‘It is going to be a very cold winter’ – Eskom spokesperson

Energy expert Ted Blom tweeted earlier in the week that there was a shortfall of 5,136 megawatts and that Eskom is actually implementing Stage 6 load shedding to handle the shortfall. To address these allegations, BizNews founder Alec Hogg spoke to Eskom spokesperson Sikonathi Mantshantsha. While Mantshantsha firmly denied these allegations, he did warn that ‘it is going to be a very cold winter and we are going to have to endure load shedding.’ Eskom has announced that there will be Stage 2 load shedding from today until Friday. – Nadya Swart

Sikonathi Mantshantsha on reports that Eskom CEO André de Ruyter said that load shedding will be over by September:

Let’s be real clear here. Andre would never say it will be over by September. What he has said and what Eskom continues to say is that this reliability maintenance that is underway currently, most of it will have its effects showing in the last quarter of the year starting in September. That is when you will have a significant reduction. Certainly, it will not be eliminated by that point.

On the kind of winter we should be preparing ourselves for:

It’s really unfortunate – as we have said again, religiously – that it is going to be a very cold winter and we are going to have to endure load shedding, unfortunately. Eskom is doing everything that is possible to limit any load shedding. But the reality is [that] we will keep coming to the people of South Africa and announce load shedding – as we just have this afternoon. We are implementing stage 2 for this evening. It’s quite possible that for the rest of the week we will have to implement load shedding. It is, as I have said, a dead certainty now that throughout this winter we will continue to have load shedding and we may only see some reprieve, not total elimination, during the last quarter of the year. 
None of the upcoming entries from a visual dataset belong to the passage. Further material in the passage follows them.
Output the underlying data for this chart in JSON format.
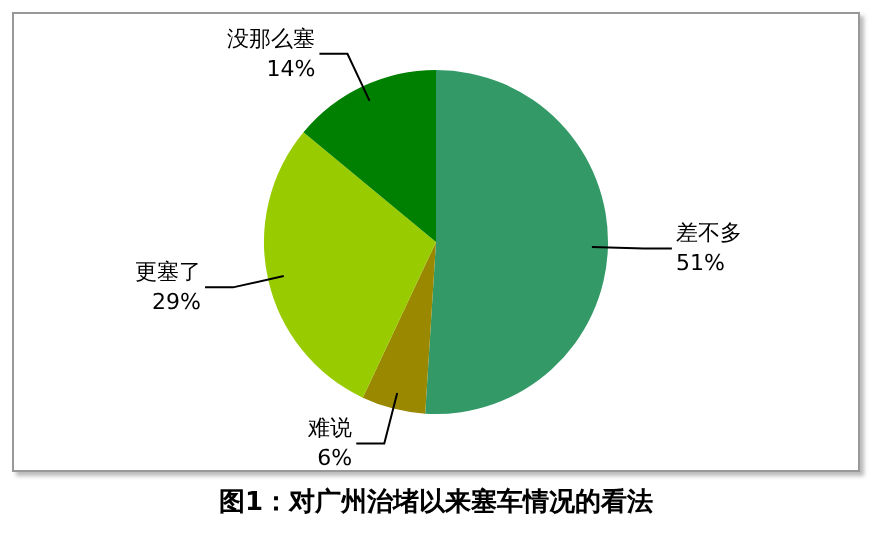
{
  "chart_data": {
    "type": "pie",
    "title": "图1：对广州治堵以来塞车情况的看法",
    "categories": [
      "差不多",
      "难说",
      "更塞了",
      "没那么塞"
    ],
    "values": [
      51,
      6,
      29,
      14
    ],
    "value_labels": [
      "51%",
      "6%",
      "29%",
      "14%"
    ],
    "colors": [
      "#339966",
      "#998800",
      "#99cc00",
      "#008000"
    ],
    "legend": false
  }
}
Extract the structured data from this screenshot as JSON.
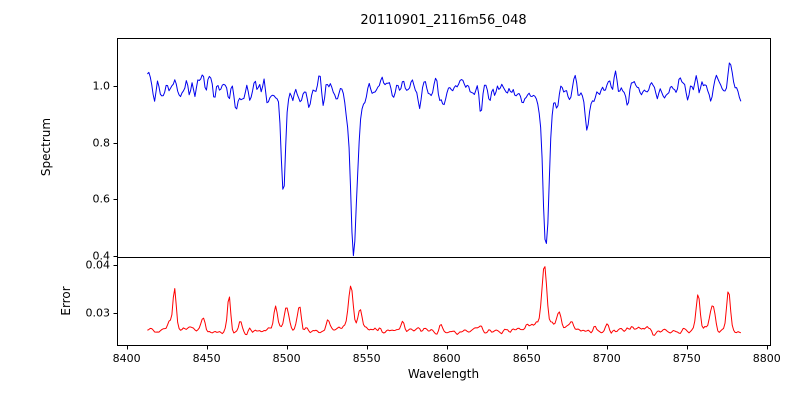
{
  "title": "20110901_2116m56_048",
  "chart_data": {
    "type": "line",
    "title": "20110901_2116m56_048",
    "xlabel": "Wavelength",
    "legend": "none",
    "grid": false,
    "xlim": [
      8394,
      8802
    ],
    "x_range": [
      8413,
      8784
    ],
    "sample_step": 0.9,
    "noise_seed": 20110901,
    "x_ticks": {
      "values": [
        8400,
        8450,
        8500,
        8550,
        8600,
        8650,
        8700,
        8750,
        8800
      ],
      "labels": [
        "8400",
        "8450",
        "8500",
        "8550",
        "8600",
        "8650",
        "8700",
        "8750",
        "8800"
      ]
    },
    "panels": [
      {
        "name": "spectrum",
        "ylabel": "Spectrum",
        "color": "#0000ee",
        "ylim": [
          0.397,
          1.169
        ],
        "y_ticks": {
          "values": [
            0.4,
            0.6,
            0.8,
            1.0
          ],
          "labels": [
            "0.4",
            "0.6",
            "0.8",
            "1.0"
          ]
        },
        "baseline": 0.995,
        "noise_sigma": 0.021,
        "wiggle_amp": 0.006,
        "absorption_lines": [
          {
            "center": 8498,
            "depth": 0.3,
            "sigma": 1.3
          },
          {
            "center": 8498,
            "depth": 0.06,
            "sigma": 4.0
          },
          {
            "center": 8542,
            "depth": 0.47,
            "sigma": 1.8
          },
          {
            "center": 8542,
            "depth": 0.1,
            "sigma": 5.0
          },
          {
            "center": 8662,
            "depth": 0.46,
            "sigma": 1.7
          },
          {
            "center": 8662,
            "depth": 0.09,
            "sigma": 5.0
          },
          {
            "center": 8433,
            "depth": 0.05,
            "sigma": 1.0
          },
          {
            "center": 8468,
            "depth": 0.09,
            "sigma": 1.0
          },
          {
            "center": 8514,
            "depth": 0.08,
            "sigma": 1.0
          },
          {
            "center": 8523,
            "depth": 0.06,
            "sigma": 1.0
          },
          {
            "center": 8583,
            "depth": 0.06,
            "sigma": 1.0
          },
          {
            "center": 8598,
            "depth": 0.05,
            "sigma": 1.0
          },
          {
            "center": 8621,
            "depth": 0.06,
            "sigma": 1.0
          },
          {
            "center": 8648,
            "depth": 0.05,
            "sigma": 1.0
          },
          {
            "center": 8688,
            "depth": 0.13,
            "sigma": 1.3
          },
          {
            "center": 8713,
            "depth": 0.07,
            "sigma": 1.0
          },
          {
            "center": 8736,
            "depth": 0.06,
            "sigma": 1.0
          }
        ],
        "emission_spikes": [
          {
            "center": 8768,
            "height": 0.09,
            "sigma": 0.9
          },
          {
            "center": 8777,
            "height": 0.13,
            "sigma": 1.0
          }
        ]
      },
      {
        "name": "error",
        "ylabel": "Error",
        "color": "#ff0000",
        "ylim": [
          0.02333,
          0.04167
        ],
        "y_ticks": {
          "values": [
            0.03,
            0.04
          ],
          "labels": [
            "0.03",
            "0.04"
          ]
        },
        "baseline": 0.0262,
        "noise_sigma": 0.00032,
        "wiggle_amp": 0.0003,
        "peaks": [
          {
            "center": 8427,
            "height": 0.002,
            "sigma": 1.5
          },
          {
            "center": 8430,
            "height": 0.0085,
            "sigma": 1.0
          },
          {
            "center": 8448,
            "height": 0.0025,
            "sigma": 1.2
          },
          {
            "center": 8464,
            "height": 0.008,
            "sigma": 1.0
          },
          {
            "center": 8471,
            "height": 0.002,
            "sigma": 1.0
          },
          {
            "center": 8493,
            "height": 0.0045,
            "sigma": 1.2
          },
          {
            "center": 8500,
            "height": 0.005,
            "sigma": 1.2
          },
          {
            "center": 8500,
            "height": 0.0012,
            "sigma": 8.0
          },
          {
            "center": 8508,
            "height": 0.0045,
            "sigma": 1.2
          },
          {
            "center": 8526,
            "height": 0.002,
            "sigma": 1.0
          },
          {
            "center": 8540,
            "height": 0.009,
            "sigma": 1.3
          },
          {
            "center": 8540,
            "height": 0.001,
            "sigma": 6.0
          },
          {
            "center": 8546,
            "height": 0.0035,
            "sigma": 1.2
          },
          {
            "center": 8572,
            "height": 0.0015,
            "sigma": 1.0
          },
          {
            "center": 8596,
            "height": 0.001,
            "sigma": 1.0
          },
          {
            "center": 8620,
            "height": 0.0012,
            "sigma": 1.5
          },
          {
            "center": 8655,
            "height": 0.0018,
            "sigma": 10.0
          },
          {
            "center": 8661,
            "height": 0.0125,
            "sigma": 1.4
          },
          {
            "center": 8670,
            "height": 0.003,
            "sigma": 1.2
          },
          {
            "center": 8678,
            "height": 0.002,
            "sigma": 1.0
          },
          {
            "center": 8700,
            "height": 0.0012,
            "sigma": 1.0
          },
          {
            "center": 8725,
            "height": 0.001,
            "sigma": 1.0
          },
          {
            "center": 8757,
            "height": 0.0075,
            "sigma": 1.2
          },
          {
            "center": 8766,
            "height": 0.0055,
            "sigma": 1.3
          },
          {
            "center": 8767,
            "height": 0.001,
            "sigma": 8.0
          },
          {
            "center": 8776,
            "height": 0.008,
            "sigma": 1.2
          }
        ]
      }
    ]
  }
}
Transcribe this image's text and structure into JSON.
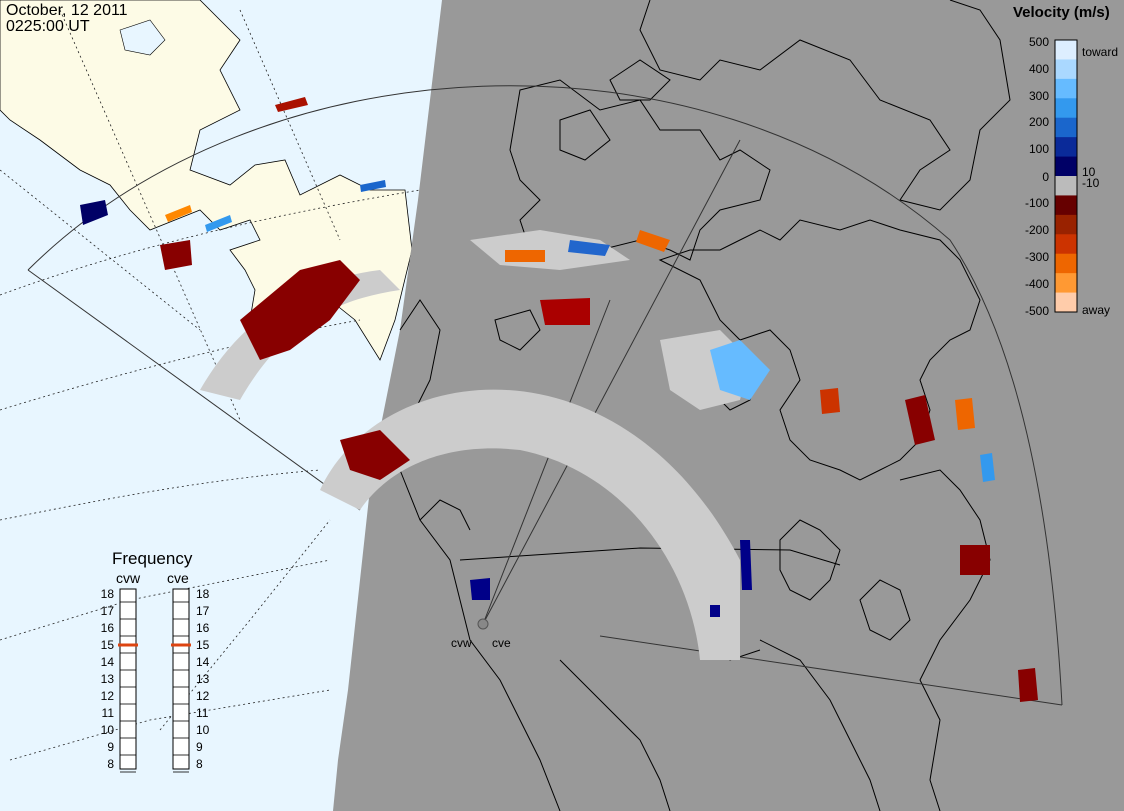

On Ted Blom’s tweet that Eskom is actually implementing Stage 6 load shedding:

What is really annoying is to be spending valuable time when we could be talking to the people of South Africa about real matters that really do affect the people correctly and accurately. Ted Blom said on SAFM on Friday night [that] the basis for that allegation that he made was he ran a poll on Twitter and 50 respondents said they get a load shed more than Eskom actually announces. And he pointed at Wednesday this past week, I think it was the 3rd of June. That was the day, and he mentioned specifically Sandton and Ekurhuleni.

This was exactly on the day when CityPower, which is the agency of the municipality of the city of Johannesburg, announced to its customers in Sandton that it was having a problem distributing electricity to their areas. This was also on the day when both Eskom and the Ekurhuleni municipality made an announcement and told the residents of Ekurhuleni in the east of Gauteng that the municipality was having problems with electricity provision. So it was not a matter of load shedding. Certainly, back in the day, analysts and experts were people who actually went to work and spoke only about facts and what they have seen, not people who then would come to the radio and say; ‘It’s not me saying that, it’s the 50 people that contacted me.’

Eskom has implemented stage two load shedding. On a daily basis we communicate the production statistics which corroborate everything that we have said we would do. Uncomfortable as it is, the reality is that Eskom is having problems, big problems with regards to the provision of electricity. But what we do ask for is for analysts to be objective and to be honest. No one is enjoying implementing load shedding. Nobody, even the municipalities that were having problems in the areas that Mr Blom was talking about, they definitely are not enjoying their customers sitting without electricity, whatever the reason. And the last point I wish to make; of course, we accept that we may tell people why they do not have power. The reality is the end user does not really care. And that is something we have to live with.

On where Eskom stands on the provision of power by outsiders:

Thank you for the question. The first point to note, just for information purposes, is that in South Africa, the provision or the procurement of a new infrastructure rests solely with the Department of Minerals and Energy. That, by law, is [within] the competence of the department. Eskom itself still needs to be licensed. If it were to build a power station today, it would need a license from the Department of Mineral Resources and Energy.

Now we can only contribute a view and encouragement to the policy which the department is at liberty to ignore or take as it pleases. Eskom has specifically and actively lobbied the government to increase this to 50 megawatts (the exemption). The success has even been that the state president in his State of the nation address said this is what the government was going to do. That’s what Cyril Ramaphosa announced to the country as a result of Eskom’s encouragement and as a result of Eskom’s input into the energy policy. But that’s as far as Eskom rule can go in the matter of procuring new energy.